La psychologue et directrice du Réseau des praticiens canadiens en prévention de la radicalisation et de l’extrémisme violents (RPC-PREV), Ghayda Hassan, fait partie de l’équipe qui travaille avec le milieu de la santé dans l’intervention auprès de personnes radicalisées ou en voie de radicalisation. Selon elle, s’il faut parfois combattre les idéologies extrêmes, elles constituent souvent un catalyseur, une manière d’exprimer une violence déjà existante. Les causes sont alors davantage liées à des problématiques personnelles.

«Ils peuvent avoir besoin de soutien pour surmonter un échec professionnel, scolaire, familial, ou une expérience de discrimination, a expliqué la psychologue. Une fois que les conditions de risque sont diminuées, la personne se désintéresse d’elle-même [à l’idéologie]», ajoute-t-elle.

Pour Mme Hassan, il ne faut pas minimiser les discours de groupes qui peuvent sembler «modérés» et qui n’encouragent pas la violence.

«Ce ne sont pas des groupes qui vont être violents, mais qui divisent. Ils font beaucoup de mal, des petites violences quotidiennes. Ils nourrissent les stéréotypes et la discrimination. », a affirmé la psychologue Ghayda Hassan.

Des groupes identitaires comme la Meute, qui manifestait dimanche dernier à Montréal, ont toujours rejeté l’étiquette «d’extrême droite» et se défendent régulièrement d’avoir un discours raciste. La psychologue rappelle qu’il est primordial de déconstruire leur discours, de comprendre d’où il vient et de savoir contre qui il est proféré. C’est là que la prévention est utile «pour identifier les failles de ce type de discours», dit-elle.
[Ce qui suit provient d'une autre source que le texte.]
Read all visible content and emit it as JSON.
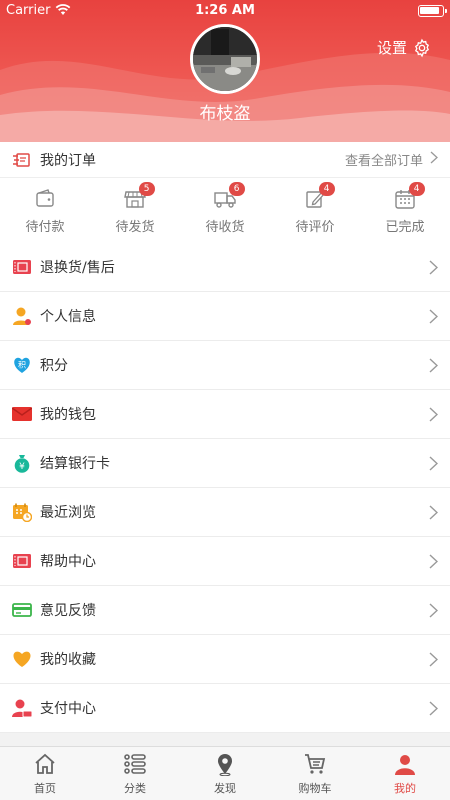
{
  "status_bar": {
    "carrier": "Carrier",
    "time": "1:26 AM"
  },
  "profile": {
    "username": "布枝盗",
    "settings_label": "设置"
  },
  "orders": {
    "title": "我的订单",
    "view_all": "查看全部订单",
    "statuses": [
      {
        "label": "待付款",
        "icon": "wallet-icon",
        "badge": ""
      },
      {
        "label": "待发货",
        "icon": "store-icon",
        "badge": "5"
      },
      {
        "label": "待收货",
        "icon": "truck-icon",
        "badge": "6"
      },
      {
        "label": "待评价",
        "icon": "edit-icon",
        "badge": "4"
      },
      {
        "label": "已完成",
        "icon": "calendar-icon",
        "badge": "4"
      }
    ]
  },
  "menu": [
    {
      "label": "退换货/售后",
      "icon": "return-ticket-icon"
    },
    {
      "label": "个人信息",
      "icon": "person-icon"
    },
    {
      "label": "积分",
      "icon": "points-heart-icon"
    },
    {
      "label": "我的钱包",
      "icon": "envelope-icon"
    },
    {
      "label": "结算银行卡",
      "icon": "money-bag-icon"
    },
    {
      "label": "最近浏览",
      "icon": "calendar-clock-icon"
    },
    {
      "label": "帮助中心",
      "icon": "help-ticket-icon"
    },
    {
      "label": "意见反馈",
      "icon": "card-icon"
    },
    {
      "label": "我的收藏",
      "icon": "heart-icon"
    },
    {
      "label": "支付中心",
      "icon": "pay-user-icon"
    }
  ],
  "tabs": [
    {
      "label": "首页",
      "icon": "home-icon",
      "active": false
    },
    {
      "label": "分类",
      "icon": "list-icon",
      "active": false
    },
    {
      "label": "发现",
      "icon": "location-icon",
      "active": false
    },
    {
      "label": "购物车",
      "icon": "cart-icon",
      "active": false
    },
    {
      "label": "我的",
      "icon": "user-icon",
      "active": true
    }
  ],
  "colors": {
    "accent": "#e04a46",
    "header": "#e8423f",
    "text": "#333333",
    "muted": "#888888"
  }
}
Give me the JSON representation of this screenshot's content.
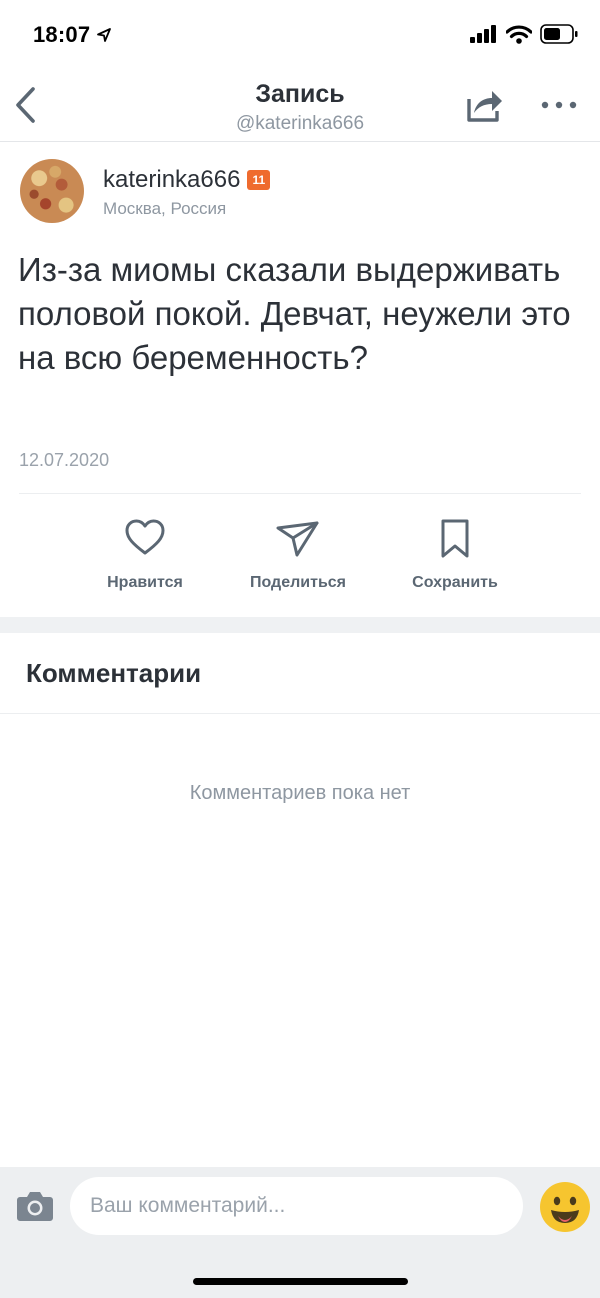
{
  "status_bar": {
    "time": "18:07",
    "icons": [
      "location-arrow-icon",
      "cellular-signal-icon",
      "wifi-icon",
      "battery-icon"
    ]
  },
  "navbar": {
    "title": "Запись",
    "subtitle": "@katerinka666",
    "icons": [
      "chevron-left-icon",
      "share-icon",
      "more-dots-icon"
    ]
  },
  "post": {
    "username": "katerinka666",
    "level": "11",
    "location": "Москва, Россия",
    "text": "Из-за миомы сказали выдерживать половой покой. Девчат, неужели это на всю беременность?",
    "date": "12.07.2020"
  },
  "actions": {
    "like_label": "Нравится",
    "share_label": "Поделиться",
    "save_label": "Сохранить"
  },
  "comments": {
    "title": "Комментарии",
    "empty_text": "Комментариев пока нет"
  },
  "input": {
    "placeholder": "Ваш комментарий..."
  },
  "colors": {
    "text": "#2c3138",
    "muted": "#8e97a1",
    "icon": "#5b6773",
    "badge": "#ef6b2e",
    "bar_bg": "#edeff1",
    "emoji": "#f6c52f"
  }
}
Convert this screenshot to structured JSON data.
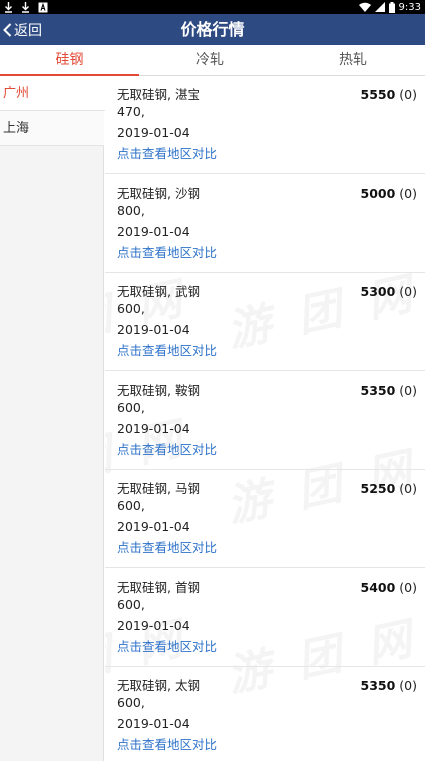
{
  "status_bar": {
    "time": "9:33",
    "left_icons": [
      "download-icon",
      "download-icon",
      "notification-a-icon"
    ],
    "right_icons": [
      "wifi-icon",
      "signal-icon",
      "battery-icon"
    ]
  },
  "header": {
    "back_label": "返回",
    "title": "价格行情",
    "bg_color": "#2e4a82"
  },
  "tabs": [
    {
      "label": "硅钢",
      "active": true
    },
    {
      "label": "冷轧",
      "active": false
    },
    {
      "label": "热轧",
      "active": false
    }
  ],
  "accent_color": "#e24a35",
  "link_color": "#2f73c9",
  "sidebar": {
    "items": [
      {
        "label": "广州",
        "active": true
      },
      {
        "label": "上海",
        "active": false
      }
    ]
  },
  "items": [
    {
      "name": "无取硅钢, 湛宝",
      "spec": "470,",
      "date": "2019-01-04",
      "price": "5550",
      "change": "(0)",
      "link": "点击查看地区对比"
    },
    {
      "name": "无取硅钢, 沙钢",
      "spec": "800,",
      "date": "2019-01-04",
      "price": "5000",
      "change": "(0)",
      "link": "点击查看地区对比"
    },
    {
      "name": "无取硅钢, 武钢",
      "spec": "600,",
      "date": "2019-01-04",
      "price": "5300",
      "change": "(0)",
      "link": "点击查看地区对比"
    },
    {
      "name": "无取硅钢, 鞍钢",
      "spec": "600,",
      "date": "2019-01-04",
      "price": "5350",
      "change": "(0)",
      "link": "点击查看地区对比"
    },
    {
      "name": "无取硅钢, 马钢",
      "spec": "600,",
      "date": "2019-01-04",
      "price": "5250",
      "change": "(0)",
      "link": "点击查看地区对比"
    },
    {
      "name": "无取硅钢, 首钢",
      "spec": "600,",
      "date": "2019-01-04",
      "price": "5400",
      "change": "(0)",
      "link": "点击查看地区对比"
    },
    {
      "name": "无取硅钢, 太钢",
      "spec": "600,",
      "date": "2019-01-04",
      "price": "5350",
      "change": "(0)",
      "link": "点击查看地区对比"
    }
  ]
}
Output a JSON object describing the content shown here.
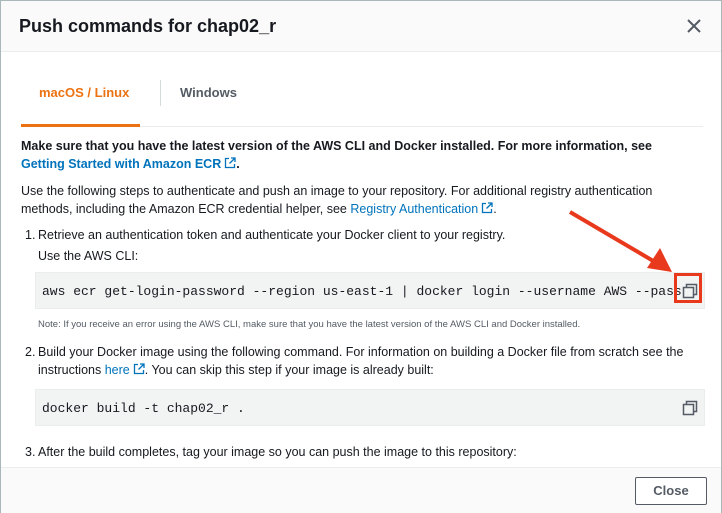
{
  "dialog": {
    "title": "Push commands for chap02_r",
    "close_label": "Close"
  },
  "tabs": [
    {
      "label": "macOS / Linux",
      "active": true
    },
    {
      "label": "Windows",
      "active": false
    }
  ],
  "intro": {
    "bold_text": "Make sure that you have the latest version of the AWS CLI and Docker installed. For more information, see ",
    "bold_link": "Getting Started with Amazon ECR",
    "bold_end": ".",
    "text": "Use the following steps to authenticate and push an image to your repository. For additional registry authentication methods, including the Amazon ECR credential helper, see ",
    "link": "Registry Authentication",
    "end": "."
  },
  "steps": [
    {
      "number": "1.",
      "text": "Retrieve an authentication token and authenticate your Docker client to your registry.",
      "subtext": "Use the AWS CLI:",
      "command": "aws ecr get-login-password --region us-east-1 | docker login --username AWS --password-stdin",
      "note": "Note: If you receive an error using the AWS CLI, make sure that you have the latest version of the AWS CLI and Docker installed."
    },
    {
      "number": "2.",
      "text_a": "Build your Docker image using the following command. For information on building a Docker file from scratch see the instructions ",
      "link": "here",
      "text_b": ". You can skip this step if your image is already built:",
      "command": "docker build -t chap02_r ."
    },
    {
      "number": "3.",
      "text": "After the build completes, tag your image so you can push the image to this repository:"
    }
  ],
  "colors": {
    "accent": "#ec7211",
    "link": "#0073bb",
    "annotation": "#e8391d"
  },
  "icons": [
    "close-icon",
    "external-link-icon",
    "copy-icon"
  ]
}
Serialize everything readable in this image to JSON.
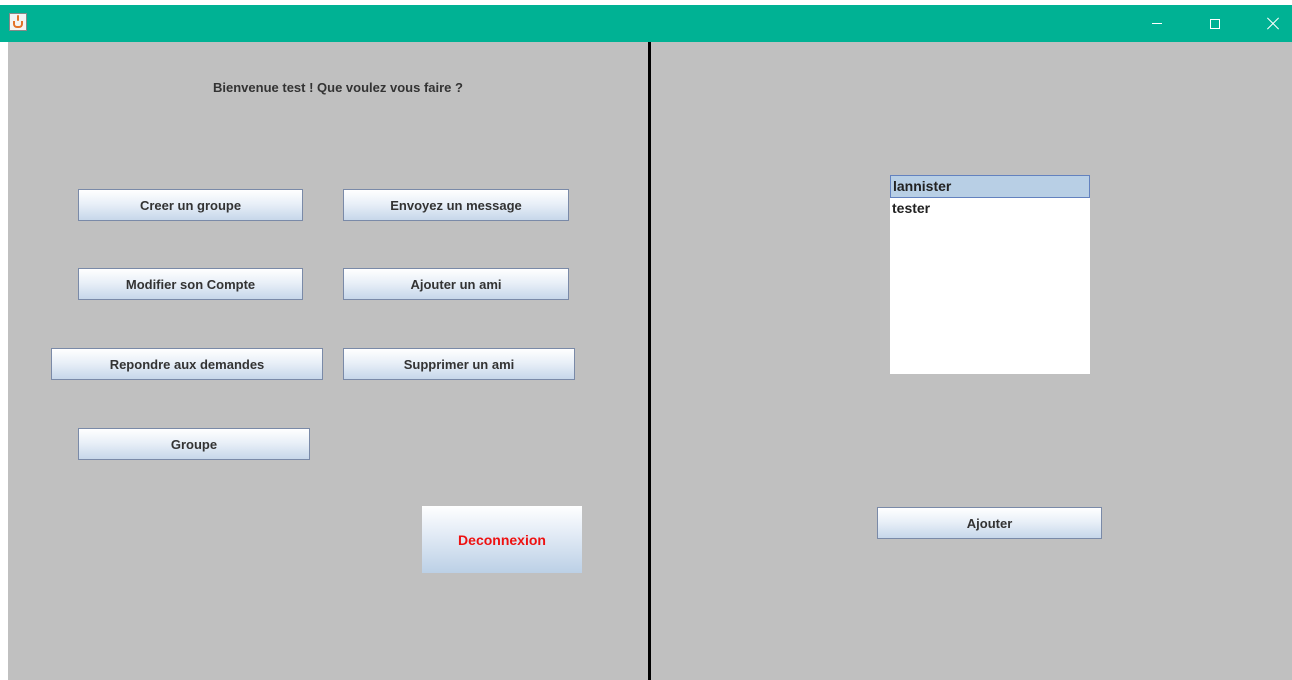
{
  "window": {
    "icon": "java-coffee-icon",
    "controls": {
      "minimize": "minimize-icon",
      "maximize": "maximize-icon",
      "close": "close-icon"
    }
  },
  "left": {
    "welcome": "Bienvenue test ! Que voulez vous faire ?",
    "buttons": {
      "create_group": "Creer un groupe",
      "send_message": "Envoyez un message",
      "modify_account": "Modifier son Compte",
      "add_friend": "Ajouter un ami",
      "answer_requests": "Repondre aux demandes",
      "remove_friend": "Supprimer un ami",
      "group": "Groupe",
      "logout": "Deconnexion"
    }
  },
  "right": {
    "list": [
      "lannister",
      "tester"
    ],
    "selected_index": 0,
    "add_button": "Ajouter"
  },
  "colors": {
    "titlebar": "#00b294",
    "panel": "#c0c0c0",
    "logout_text": "#ee1111",
    "selection": "#b8cfe5"
  }
}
Selon elle, les médias ont aussi «la responsabilité éthique de contextualiser ces discours», chose qu’ils ne font pas toujours, préférant parfois le sensationnalisme à l’explication, constate-t-elle.

Au CPRVM, tout comme pour l’équipe de prévention dont fait partie Mme Hassan, la jeunesse est une des cibles à privilégier pour contrer les discours haineux. Le centre réalise plusieurs ateliers auprès de la jeunesse et a aussi créé deux bandes dessinées sur les conséquences de la radicalisation sur la vie des jeunes et de leurs familles. Sur les 349 signalements reçus par le centre en 2017, 34% concernent des jeunes de 13 à 25 ans.

Si les chiffres de signalements de 2018 ne sont pas encore disponibles, Herman Deparice-Okomba estime que la tendance se maintient concernant l’extrême droite, qui reste la préoccupation majeure des Québécois en ce moment.

Lors de son ouverture en 2015, peu de temps après les attentats de Saint-Jean-sur-Richelieu et d’Ottawa, la ligne téléphonique du centre était gérée par le Service de police de la ville de Montréal (SPVM), ce qui a valu au CPRMV de nombreuses critiques. Le SPVM a par la suite été écarté du centre au profit d’une équipe pluridisciplinaire de chercheurs, d’intervenants sociaux et de psychologues. Un reportage de Radio-Canada avait aussi révélé que le Centre n’avait pas toujours respecter la confidentialité des échanges avec des personnes radicalisées.

La Ville de Montréal, qui finance le centre à hauteur de 1M$ par année, n’a pas souhaité répondre aux questions de Métro. «Le centre est un organisme indépendant à but non lucratif, les fonds servent à appuyer sa mission, soit la prévention des phénomènes de radicalisation menant à la violence ainsi que l’accompagnement des personnes touchées par cette réalité», a simplement répondu l’attache politique du comité exécutif, Youssef Amane.